Inicialmente, o caso foi tratado como um possível assalto seguido de morte. No entanto, as investigações rapidamente revelaram uma trama que chocou o país: a filha do casal, Suzane von Richthofen, então com 19 anos, participou do planejamento do crime ao lado do namorado, Daniel Cravinhos, e do irmão dele, Cristian Cravinhos. Os dois executaram o assassinato utilizando barras de ferro, enquanto Suzane ajudou a criar uma falsa cena de latrocínio para despistar a polícia.
O caso ganhou enorme repercussão por envolver uma jovem de classe alta acusada de planejar a morte dos próprios pais. Durante o julgamento, a acusação sustentou que a motivação estava relacionada à desaprovação dos pais em relação ao namoro com Daniel Cravinhos e ao interesse na herança da família. Em 2006, Suzane e Daniel foram condenados a 39 anos e seis meses de prisão, enquanto Cristian recebeu pena de 38 anos e seis meses.
Mais de duas décadas depois, o caso continua gerando debates e acompanhamentos da opinião pública. Em 2023, Suzane conquistou a progressão para o regime aberto após cumprir os requisitos previstos na Lei de Execução Penal. Desde então, vive longe dos holofotes, sob condições impostas pela Justiça, como comparecimento periódico ao Judiciário e restrições de deslocamento.

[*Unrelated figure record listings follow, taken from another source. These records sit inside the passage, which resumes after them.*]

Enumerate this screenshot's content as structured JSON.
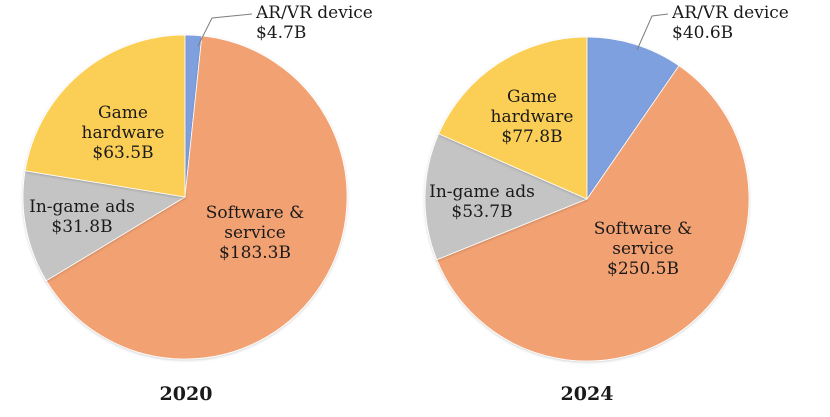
{
  "colors": {
    "AR/VR device": "#7fa0de",
    "Software & service": "#f2a172",
    "In-game ads": "#c4c4c4",
    "Game hardware": "#fbcf56"
  },
  "chart_data": [
    {
      "type": "pie",
      "title": "2020",
      "slices": [
        {
          "label": "AR/VR device",
          "label_lines": [
            "AR/VR device"
          ],
          "value": 4.7,
          "value_label": "$4.7B"
        },
        {
          "label": "Software & service",
          "label_lines": [
            "Software &",
            "service"
          ],
          "value": 183.3,
          "value_label": "$183.3B"
        },
        {
          "label": "In-game ads",
          "label_lines": [
            "In-game ads"
          ],
          "value": 31.8,
          "value_label": "$31.8B"
        },
        {
          "label": "Game hardware",
          "label_lines": [
            "Game",
            "hardware"
          ],
          "value": 63.5,
          "value_label": "$63.5B"
        }
      ]
    },
    {
      "type": "pie",
      "title": "2024",
      "slices": [
        {
          "label": "AR/VR device",
          "label_lines": [
            "AR/VR device"
          ],
          "value": 40.6,
          "value_label": "$40.6B"
        },
        {
          "label": "Software & service",
          "label_lines": [
            "Software &",
            "service"
          ],
          "value": 250.5,
          "value_label": "$250.5B"
        },
        {
          "label": "In-game ads",
          "label_lines": [
            "In-game ads"
          ],
          "value": 53.7,
          "value_label": "$53.7B"
        },
        {
          "label": "Game hardware",
          "label_lines": [
            "Game",
            "hardware"
          ],
          "value": 77.8,
          "value_label": "$77.8B"
        }
      ]
    }
  ]
}
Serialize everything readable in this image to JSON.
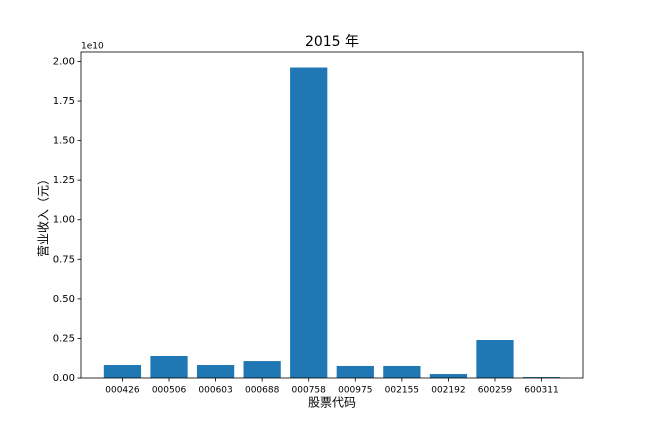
{
  "chart_data": {
    "type": "bar",
    "title": "2015 年",
    "x_label": "股票代码",
    "y_label": "营业收入（元）",
    "y_offset_label": "1e10",
    "categories": [
      "000426",
      "000506",
      "000603",
      "000688",
      "000758",
      "000975",
      "002155",
      "002192",
      "600259",
      "600311"
    ],
    "values": [
      0.082,
      0.139,
      0.082,
      0.107,
      1.962,
      0.076,
      0.076,
      0.025,
      0.24,
      0.006
    ],
    "color": "#1f77b4",
    "ylim": [
      0,
      2.06
    ],
    "yticks": [
      {
        "value": 0,
        "label": "0.00"
      },
      0.25,
      {
        "value": 0.5,
        "label": "0.50"
      },
      0.75,
      {
        "value": 1,
        "label": "1.00"
      },
      1.25,
      {
        "value": 1.5,
        "label": "1.50"
      },
      1.75,
      {
        "value": 2,
        "label": "2.00"
      }
    ],
    "grid": false
  }
}
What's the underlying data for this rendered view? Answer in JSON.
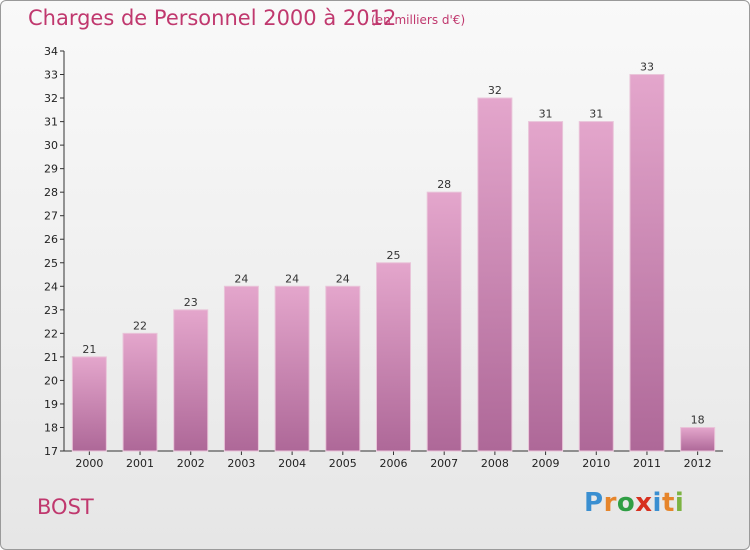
{
  "header": {
    "title": "Charges de Personnel 2000 à 2012",
    "unit_note": "(en milliers d'€)"
  },
  "footer": {
    "place": "BOST",
    "logo": {
      "text": "Proxiti",
      "letter_colors": [
        "#3a8fd1",
        "#e6852b",
        "#2f9e44",
        "#d7301f",
        "#3a8fd1",
        "#e6852b",
        "#7cb342"
      ]
    }
  },
  "colors": {
    "accent": "#c0386e",
    "bar_top": "#e4a6cc",
    "bar_bottom": "#ae6898"
  },
  "chart_data": {
    "type": "bar",
    "title": "Charges de Personnel 2000 à 2012",
    "subtitle": "(en milliers d'€)",
    "categories": [
      "2000",
      "2001",
      "2002",
      "2003",
      "2004",
      "2005",
      "2006",
      "2007",
      "2008",
      "2009",
      "2010",
      "2011",
      "2012"
    ],
    "values": [
      21,
      22,
      23,
      24,
      24,
      24,
      25,
      28,
      32,
      31,
      31,
      33,
      18
    ],
    "ylim": [
      17,
      34
    ],
    "yticks": [
      17,
      18,
      19,
      20,
      21,
      22,
      23,
      24,
      25,
      26,
      27,
      28,
      29,
      30,
      31,
      32,
      33,
      34
    ],
    "grid": false,
    "data_labels": true
  }
}
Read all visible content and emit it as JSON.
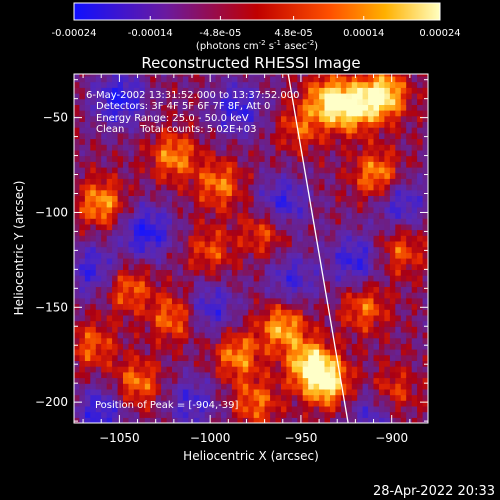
{
  "colorbar": {
    "tick_labels": [
      "-0.00024",
      "-0.00014",
      "-4.8e-05",
      "4.8e-05",
      "0.00014",
      "0.00024"
    ],
    "tick_values": [
      -0.00024,
      -0.00014,
      -4.8e-05,
      4.8e-05,
      0.00014,
      0.00024
    ],
    "range": [
      -0.00024,
      0.00024
    ],
    "units_prefix": "(photons cm",
    "units_sup1": "-2",
    "units_mid": " s",
    "units_sup2": "-1",
    "units_suffix": " asec",
    "units_sup3": "-2",
    "units_close": ")",
    "colors": [
      "#1010ff",
      "#6a1aa0",
      "#c00000",
      "#ff5000",
      "#ffb000",
      "#ffffc0"
    ]
  },
  "chart_data": {
    "type": "heatmap",
    "title": "Reconstructed RHESSI Image",
    "xlabel": "Heliocentric X (arcsec)",
    "ylabel": "Heliocentric Y (arcsec)",
    "xlim": [
      -1075,
      -880
    ],
    "ylim": [
      -211,
      -27
    ],
    "x_ticks": [
      -1050,
      -1000,
      -950,
      -900
    ],
    "x_tick_labels": [
      "−1050",
      "−1000",
      "−950",
      "−900"
    ],
    "y_ticks": [
      -50,
      -100,
      -150,
      -200
    ],
    "y_tick_labels": [
      "−50",
      "−100",
      "−150",
      "−200"
    ],
    "annotations": [
      "6-May-2002 13:31:52.000 to 13:37:52.000",
      "Detectors: 3F 4F 5F 6F 7F 8F, Att 0",
      "Energy Range: 25.0 - 50.0 keV",
      "Clean     Total counts: 5.02E+03"
    ],
    "peak_label": "Position of Peak = [-904,-39]",
    "limb_line": {
      "x": [
        -957,
        -924
      ],
      "y": [
        -27,
        -211
      ]
    },
    "hotspots": [
      {
        "x": -905,
        "y": -38,
        "level": 1.0
      },
      {
        "x": -922,
        "y": -45,
        "level": 0.8
      },
      {
        "x": -935,
        "y": -40,
        "level": 0.75
      },
      {
        "x": -908,
        "y": -80,
        "level": 0.7
      },
      {
        "x": -1020,
        "y": -70,
        "level": 0.65
      },
      {
        "x": -995,
        "y": -85,
        "level": 0.6
      },
      {
        "x": -1060,
        "y": -95,
        "level": 0.7
      },
      {
        "x": -1045,
        "y": -140,
        "level": 0.55
      },
      {
        "x": -1040,
        "y": -190,
        "level": 0.6
      },
      {
        "x": -985,
        "y": -175,
        "level": 0.65
      },
      {
        "x": -1020,
        "y": -155,
        "level": 0.6
      },
      {
        "x": -960,
        "y": -160,
        "level": 0.75
      },
      {
        "x": -945,
        "y": -180,
        "level": 0.9
      },
      {
        "x": -935,
        "y": -190,
        "level": 0.85
      },
      {
        "x": -915,
        "y": -150,
        "level": 0.55
      },
      {
        "x": -900,
        "y": -195,
        "level": 0.5
      },
      {
        "x": -970,
        "y": -110,
        "level": 0.5
      },
      {
        "x": -1000,
        "y": -120,
        "level": 0.45
      },
      {
        "x": -950,
        "y": -55,
        "level": 0.45
      },
      {
        "x": -1065,
        "y": -170,
        "level": 0.5
      },
      {
        "x": -975,
        "y": -200,
        "level": 0.55
      },
      {
        "x": -895,
        "y": -120,
        "level": 0.5
      }
    ],
    "colds": [
      {
        "x": -1050,
        "y": -40,
        "level": -0.7
      },
      {
        "x": -985,
        "y": -45,
        "level": -0.6
      },
      {
        "x": -1035,
        "y": -110,
        "level": -0.7
      },
      {
        "x": -960,
        "y": -95,
        "level": -0.6
      },
      {
        "x": -895,
        "y": -95,
        "level": -0.55
      },
      {
        "x": -1060,
        "y": -205,
        "level": -0.6
      },
      {
        "x": -1000,
        "y": -150,
        "level": -0.55
      },
      {
        "x": -920,
        "y": -125,
        "level": -0.6
      },
      {
        "x": -1010,
        "y": -200,
        "level": -0.5
      },
      {
        "x": -1065,
        "y": -130,
        "level": -0.55
      },
      {
        "x": -955,
        "y": -135,
        "level": -0.5
      },
      {
        "x": -910,
        "y": -205,
        "level": -0.5
      }
    ]
  },
  "footer": {
    "timestamp": "28-Apr-2022 20:33"
  }
}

Em 2026, o nome de Suzane voltou ao noticiário após novas disputas familiares envolvendo a herança do tio materno, Miguel Abdalla Netto, encontrado morto em São Paulo. A Justiça a nomeou inventariante do espólio, decisão que gerou controvérsia e contestação por parte de outros familiares. Também neste ano, ela voltou a chamar atenção por manter atividades profissionais e tentar reconstruir a vida fora do sistema prisional.
Enquanto Suzane se tornou um dos rostos mais conhecidos da crônica policial brasileira, o irmão mais novo, Andreas von Richthofen, seguiu um caminho oposto. Com apenas 15 anos quando os pais foram assassinados, ele viu sua vida mudar drasticamente ao descobrir que a própria irmã havia participado do crime. Criado pelo tio materno após a tragédia, Andreas optou por uma vida longe da exposição pública, dedicando-se aos estudos e evitando comentar o caso. Mais de duas décadas depois, continua sendo lembrado como uma das principais vítimas indiretas de um dos crimes mais chocantes da história do Brasil.